The imperial examination system of the Yuan dynasty was also a contributory factor of the development of Confucianism. The Yuan Government paid little attention to the imperial examination at the beginning of its establishment. It was not until the second year of Emperor Renzong’s reign (1313) that the imperial examination system was officially promulgated. Focusing on Zhu Xi’s philosophy, the examination paper was designed based on the Four Books and needed to be answered according to Zhu Xi’s The Four Books, with a Collection of Comments (《四書集注》). As the Four Books were the designated books in the imperial examination, many works about them started to emerge at that time. To favour the northern tribes, a quota system both for the number of candidates and degrees awarded was instituted. Candidates were enrolled on two lists with the Mongols and Semu-ren ( 色目人, people who came from Central and West Asia) on the left and the Han and Southern Chinese on the right. Emperor Renzong had a decent knowledge of Han culture. He studied the Comprehensive Mirror to Aid in Government (《資治通鑑》) and ordered to translate it into Mongolian for teaching and reading. He was also good at appreciating poetry and calligraphy. After that, the successors, including Emperor Yingzong (英宗), Emperor Taiding (泰定), Emperor Wenzong (文宗), and Emperor Shun (順帝),  all showed an interest in Han culture. Furthermore, they often wrote inscriptions and poems to reward officials. Emperor Wenzong enjoyed reading, painting, and calligraphy and often discussed calligraphy and art with Confucian scholars, while Emperor Shun required his son to read the Classic of Filial Piety and the Four Books, and practice calligraphy.
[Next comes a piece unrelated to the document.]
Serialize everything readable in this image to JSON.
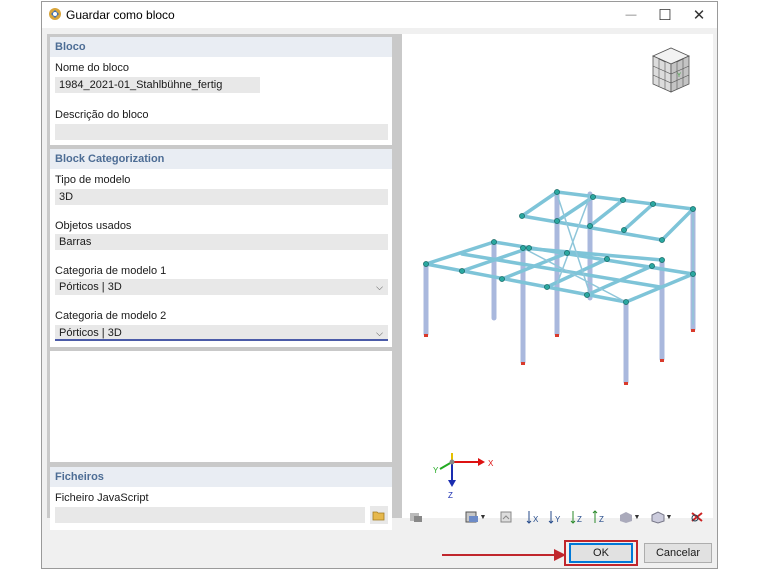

Yelu Chucai was a descendant of Yelu Bei, the eldest son of Emperor Taizu of Liao (遼太祖), whose family was famous for sinicisation. During the reign of Ögedei Khan, he attempted to adopt the Han approach in politics, with the concept of “governing the country with Confucianism”. He carried forward Confucianism with practical actions, hoping that the Great Khan of Mongolia could be immersed in Han culture and take it as the basis of their governance. His important actions included establishing a tax collection system, setting up household registration systems for residents of the conquered cities, restoring the Confucian Temple system and the tradition of Duke Yansheng (衍聖公), setting up two units to compile classics and history, inviting famous Confucian scholars to the palace to give lectures, and selecting more than 4,000 Confucian scholars through examinations. All of these measures contributed greatly to the application and development of Confucianism.